Die Käfer besetzen dahingegen die unterste Etage und lassen sich von so einem hochnäsigen Specht führen. Der Typ geht einem dermaßen auf die Nerven, also geh ihm lieber aus dem Weg, es wäre einfacher, wenn du ihn meidest. Seine Kinder sind dahingegen recht nett.. aber- egal.
Na ja und dann gibt es eben noch die Jäger, wie sie sich nennen. Angeführt von einem übergroßen Seeadler, der aber alles andere als ein Arschloch ist, obwohl er direkt unter uns wohnt. Eigentlich ein ganz netter Typ, wenn er nicht so 'nen Stock im Arsch hätte, aber das ist ja nicht gerade von belangen."
Nun herrschte eine unwohle Stille zwischen uns, während ich meine Arme an meinem eigenen Körper vergrub und in meine Gedanken versank. Das alles waren viele Informationen auf einmal und ich hatte nicht geglaubt, dass es derartig viele.. Vogelmenschen..? Was waren sie? Waren sie Vogelmenschen? Harpyien? Doch ich traute mich nicht, diese Frage indessen ebenfalls noch zu stellen, zu sehr hatte mich der Moment zuvor gebrochen, als dass ich soeben noch mehr Interesse zeigen wollte. Dennoch griff ich den zu vorigen Gedanken wieder auf. Hieß das, dass womöglich jeder Vogel eigentlich ein Mensch war?

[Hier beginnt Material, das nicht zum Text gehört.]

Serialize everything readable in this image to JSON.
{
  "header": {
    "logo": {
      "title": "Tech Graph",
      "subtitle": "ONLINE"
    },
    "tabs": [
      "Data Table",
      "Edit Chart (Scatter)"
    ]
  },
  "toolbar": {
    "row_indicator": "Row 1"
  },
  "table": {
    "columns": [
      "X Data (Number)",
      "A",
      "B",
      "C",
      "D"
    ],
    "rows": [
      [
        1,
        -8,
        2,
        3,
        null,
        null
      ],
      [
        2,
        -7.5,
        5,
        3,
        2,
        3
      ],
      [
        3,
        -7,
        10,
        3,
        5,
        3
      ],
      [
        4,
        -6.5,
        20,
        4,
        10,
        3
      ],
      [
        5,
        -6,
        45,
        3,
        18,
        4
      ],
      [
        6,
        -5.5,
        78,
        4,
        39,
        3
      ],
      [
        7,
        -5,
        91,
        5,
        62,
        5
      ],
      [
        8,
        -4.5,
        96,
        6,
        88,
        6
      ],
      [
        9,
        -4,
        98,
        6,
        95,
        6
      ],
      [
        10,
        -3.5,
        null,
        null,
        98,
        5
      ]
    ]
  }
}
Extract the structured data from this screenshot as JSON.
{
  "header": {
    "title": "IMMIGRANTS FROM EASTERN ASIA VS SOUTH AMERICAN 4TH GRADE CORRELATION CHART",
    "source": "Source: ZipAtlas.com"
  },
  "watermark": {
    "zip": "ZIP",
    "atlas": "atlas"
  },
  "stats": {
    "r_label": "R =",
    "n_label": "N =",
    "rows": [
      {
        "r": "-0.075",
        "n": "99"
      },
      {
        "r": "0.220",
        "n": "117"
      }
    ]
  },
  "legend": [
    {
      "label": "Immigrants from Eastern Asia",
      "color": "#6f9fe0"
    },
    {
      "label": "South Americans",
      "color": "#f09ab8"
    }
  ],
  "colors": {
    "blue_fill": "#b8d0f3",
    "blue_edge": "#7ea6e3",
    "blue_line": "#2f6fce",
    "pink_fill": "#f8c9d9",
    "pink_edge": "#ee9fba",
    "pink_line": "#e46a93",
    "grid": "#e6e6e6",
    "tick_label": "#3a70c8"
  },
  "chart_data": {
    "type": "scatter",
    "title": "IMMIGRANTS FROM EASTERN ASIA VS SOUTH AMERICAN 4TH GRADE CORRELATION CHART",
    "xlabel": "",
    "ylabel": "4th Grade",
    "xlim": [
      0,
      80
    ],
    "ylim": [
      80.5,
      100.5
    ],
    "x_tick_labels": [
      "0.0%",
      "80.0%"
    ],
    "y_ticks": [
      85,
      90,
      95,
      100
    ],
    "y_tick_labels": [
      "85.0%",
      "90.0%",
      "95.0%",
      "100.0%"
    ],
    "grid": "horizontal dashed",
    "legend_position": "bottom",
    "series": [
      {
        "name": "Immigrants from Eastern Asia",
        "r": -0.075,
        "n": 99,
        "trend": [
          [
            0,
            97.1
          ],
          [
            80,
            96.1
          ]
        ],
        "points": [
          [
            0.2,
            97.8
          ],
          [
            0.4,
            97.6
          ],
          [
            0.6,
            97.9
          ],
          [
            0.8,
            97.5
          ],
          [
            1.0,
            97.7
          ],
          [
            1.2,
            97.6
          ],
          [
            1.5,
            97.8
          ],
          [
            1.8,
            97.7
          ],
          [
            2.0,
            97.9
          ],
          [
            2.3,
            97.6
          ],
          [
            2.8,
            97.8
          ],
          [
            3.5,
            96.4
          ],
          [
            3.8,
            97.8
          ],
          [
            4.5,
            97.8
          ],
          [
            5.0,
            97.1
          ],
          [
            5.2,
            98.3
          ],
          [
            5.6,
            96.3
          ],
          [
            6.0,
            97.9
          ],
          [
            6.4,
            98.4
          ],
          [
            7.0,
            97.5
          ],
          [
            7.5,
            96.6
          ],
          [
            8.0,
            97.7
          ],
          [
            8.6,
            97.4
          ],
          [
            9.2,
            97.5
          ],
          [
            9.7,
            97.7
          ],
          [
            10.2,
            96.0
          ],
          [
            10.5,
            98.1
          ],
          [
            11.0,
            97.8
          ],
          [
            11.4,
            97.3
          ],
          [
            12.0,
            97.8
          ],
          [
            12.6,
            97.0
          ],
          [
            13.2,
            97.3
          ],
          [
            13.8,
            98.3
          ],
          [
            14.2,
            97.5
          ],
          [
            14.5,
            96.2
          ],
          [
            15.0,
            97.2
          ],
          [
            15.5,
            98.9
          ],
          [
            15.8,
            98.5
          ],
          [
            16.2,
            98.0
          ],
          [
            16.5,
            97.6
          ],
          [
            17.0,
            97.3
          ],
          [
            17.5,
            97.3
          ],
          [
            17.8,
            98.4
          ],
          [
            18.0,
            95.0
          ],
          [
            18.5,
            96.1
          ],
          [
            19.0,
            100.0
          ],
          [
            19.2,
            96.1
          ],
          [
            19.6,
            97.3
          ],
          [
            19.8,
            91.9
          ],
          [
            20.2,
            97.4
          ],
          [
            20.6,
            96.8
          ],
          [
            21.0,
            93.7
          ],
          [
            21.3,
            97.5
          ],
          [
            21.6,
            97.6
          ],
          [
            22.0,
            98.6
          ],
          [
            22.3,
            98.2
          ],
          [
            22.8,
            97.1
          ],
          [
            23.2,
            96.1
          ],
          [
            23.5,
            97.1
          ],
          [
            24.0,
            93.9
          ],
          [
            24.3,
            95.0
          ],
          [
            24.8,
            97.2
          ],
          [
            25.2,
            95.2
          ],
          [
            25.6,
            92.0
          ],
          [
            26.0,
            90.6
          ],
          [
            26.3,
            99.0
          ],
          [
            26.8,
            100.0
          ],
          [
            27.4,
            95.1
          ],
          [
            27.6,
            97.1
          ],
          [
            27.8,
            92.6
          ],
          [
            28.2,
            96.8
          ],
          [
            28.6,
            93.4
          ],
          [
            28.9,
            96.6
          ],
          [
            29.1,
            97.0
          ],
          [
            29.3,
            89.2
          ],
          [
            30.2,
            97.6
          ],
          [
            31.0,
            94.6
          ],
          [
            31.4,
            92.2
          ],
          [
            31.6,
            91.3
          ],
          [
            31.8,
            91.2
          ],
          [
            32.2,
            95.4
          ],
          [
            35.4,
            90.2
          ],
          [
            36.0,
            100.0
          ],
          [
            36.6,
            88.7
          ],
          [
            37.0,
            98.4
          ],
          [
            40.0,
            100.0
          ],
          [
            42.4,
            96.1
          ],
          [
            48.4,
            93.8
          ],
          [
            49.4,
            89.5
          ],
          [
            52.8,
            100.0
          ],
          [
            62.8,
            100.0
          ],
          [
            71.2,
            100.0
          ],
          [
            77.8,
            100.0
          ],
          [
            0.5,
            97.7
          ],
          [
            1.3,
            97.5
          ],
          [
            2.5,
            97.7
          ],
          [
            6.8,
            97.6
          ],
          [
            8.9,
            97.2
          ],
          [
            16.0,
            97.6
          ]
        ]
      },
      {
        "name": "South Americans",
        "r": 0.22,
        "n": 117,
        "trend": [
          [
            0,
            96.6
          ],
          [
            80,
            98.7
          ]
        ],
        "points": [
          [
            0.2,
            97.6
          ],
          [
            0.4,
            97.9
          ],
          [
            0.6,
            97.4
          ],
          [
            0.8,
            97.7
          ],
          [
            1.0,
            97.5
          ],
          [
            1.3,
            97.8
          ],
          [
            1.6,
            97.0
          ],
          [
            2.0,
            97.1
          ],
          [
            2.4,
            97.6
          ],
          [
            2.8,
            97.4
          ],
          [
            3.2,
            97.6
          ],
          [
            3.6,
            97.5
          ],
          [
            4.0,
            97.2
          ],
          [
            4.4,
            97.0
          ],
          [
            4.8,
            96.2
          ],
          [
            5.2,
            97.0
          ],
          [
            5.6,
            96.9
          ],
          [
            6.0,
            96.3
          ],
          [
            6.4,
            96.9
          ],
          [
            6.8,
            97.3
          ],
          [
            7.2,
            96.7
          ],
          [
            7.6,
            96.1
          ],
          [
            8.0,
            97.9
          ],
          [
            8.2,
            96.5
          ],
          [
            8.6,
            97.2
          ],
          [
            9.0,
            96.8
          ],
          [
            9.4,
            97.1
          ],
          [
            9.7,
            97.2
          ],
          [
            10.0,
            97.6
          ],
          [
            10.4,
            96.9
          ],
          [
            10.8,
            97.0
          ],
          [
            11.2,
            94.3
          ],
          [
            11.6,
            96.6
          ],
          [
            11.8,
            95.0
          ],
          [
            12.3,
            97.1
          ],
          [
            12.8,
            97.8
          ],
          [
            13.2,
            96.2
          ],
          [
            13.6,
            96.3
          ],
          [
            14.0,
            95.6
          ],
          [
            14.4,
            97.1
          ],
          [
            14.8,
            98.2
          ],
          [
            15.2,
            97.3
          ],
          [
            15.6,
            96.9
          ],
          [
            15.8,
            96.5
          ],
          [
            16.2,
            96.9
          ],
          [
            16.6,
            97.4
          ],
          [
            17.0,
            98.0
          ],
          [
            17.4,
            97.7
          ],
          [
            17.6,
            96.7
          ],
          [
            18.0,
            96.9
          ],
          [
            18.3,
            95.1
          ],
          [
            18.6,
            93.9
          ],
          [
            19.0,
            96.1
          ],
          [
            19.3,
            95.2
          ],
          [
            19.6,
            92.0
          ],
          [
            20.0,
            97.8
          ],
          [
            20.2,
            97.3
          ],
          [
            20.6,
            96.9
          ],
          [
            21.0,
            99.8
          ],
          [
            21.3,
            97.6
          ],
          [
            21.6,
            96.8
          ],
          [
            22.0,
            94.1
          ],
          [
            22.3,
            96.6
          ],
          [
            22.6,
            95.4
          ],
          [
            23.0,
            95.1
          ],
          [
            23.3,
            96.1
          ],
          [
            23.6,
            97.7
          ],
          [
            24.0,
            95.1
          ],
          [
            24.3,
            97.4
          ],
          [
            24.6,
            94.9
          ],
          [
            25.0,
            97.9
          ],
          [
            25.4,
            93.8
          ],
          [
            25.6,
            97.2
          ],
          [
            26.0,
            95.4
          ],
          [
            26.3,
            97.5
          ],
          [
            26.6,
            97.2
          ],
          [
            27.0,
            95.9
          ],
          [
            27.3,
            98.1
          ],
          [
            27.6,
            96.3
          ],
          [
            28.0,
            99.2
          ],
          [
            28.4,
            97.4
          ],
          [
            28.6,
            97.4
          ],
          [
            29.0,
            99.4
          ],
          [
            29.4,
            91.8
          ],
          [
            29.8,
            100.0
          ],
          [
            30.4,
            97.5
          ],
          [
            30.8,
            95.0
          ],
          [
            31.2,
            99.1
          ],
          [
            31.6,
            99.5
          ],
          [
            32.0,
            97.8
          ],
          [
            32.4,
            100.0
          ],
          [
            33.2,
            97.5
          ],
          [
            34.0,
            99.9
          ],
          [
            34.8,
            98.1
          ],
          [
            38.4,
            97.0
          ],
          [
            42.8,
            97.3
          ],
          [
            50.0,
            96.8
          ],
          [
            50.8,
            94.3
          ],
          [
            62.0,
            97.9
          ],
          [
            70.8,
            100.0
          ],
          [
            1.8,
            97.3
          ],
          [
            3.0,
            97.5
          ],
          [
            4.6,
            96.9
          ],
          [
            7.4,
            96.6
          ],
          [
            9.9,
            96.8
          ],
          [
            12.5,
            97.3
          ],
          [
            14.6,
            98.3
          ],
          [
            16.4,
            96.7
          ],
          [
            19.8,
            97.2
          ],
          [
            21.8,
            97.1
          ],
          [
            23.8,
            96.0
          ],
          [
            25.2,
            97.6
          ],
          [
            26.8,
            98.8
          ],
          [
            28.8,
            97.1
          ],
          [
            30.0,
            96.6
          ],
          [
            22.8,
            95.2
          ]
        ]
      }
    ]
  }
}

Mein Herz stockte und unwohle Gefühle breiteten sich in mir aus. Was diese Leute, die womöglich in meiner Wohnung saßen, sich dann wohl-. Schwer schluckte ich und spannte mich unter einer großen, warmen Hand an meinem Rücken an.
Ein unangenehmer Schauer ging durch meinen Körper, während ich ihn dennoch weiter gewähren ließ, mich nicht gegen ihn wehrte. "Wie ist das? Mischt ihr euch als Vögel unter Menschen... oder?", platzte die unausgesprochene Angst dann doch aus mir, mit einem panisch, wackeligen Unterton, den selbst ich nicht so von mir kannte.
Bokutos gerötete Augen kniffen sich kurz zusammen, als würde er mich scannen, versuchen herauszufinden, was ich gerade dachte. Davon mal abgesehen war die Erzählung, die er mir geleistet hatte, eines der best artikulierten Sachen, die ich je von ihm zu hören bekam, doch das war jetzt unwichtig.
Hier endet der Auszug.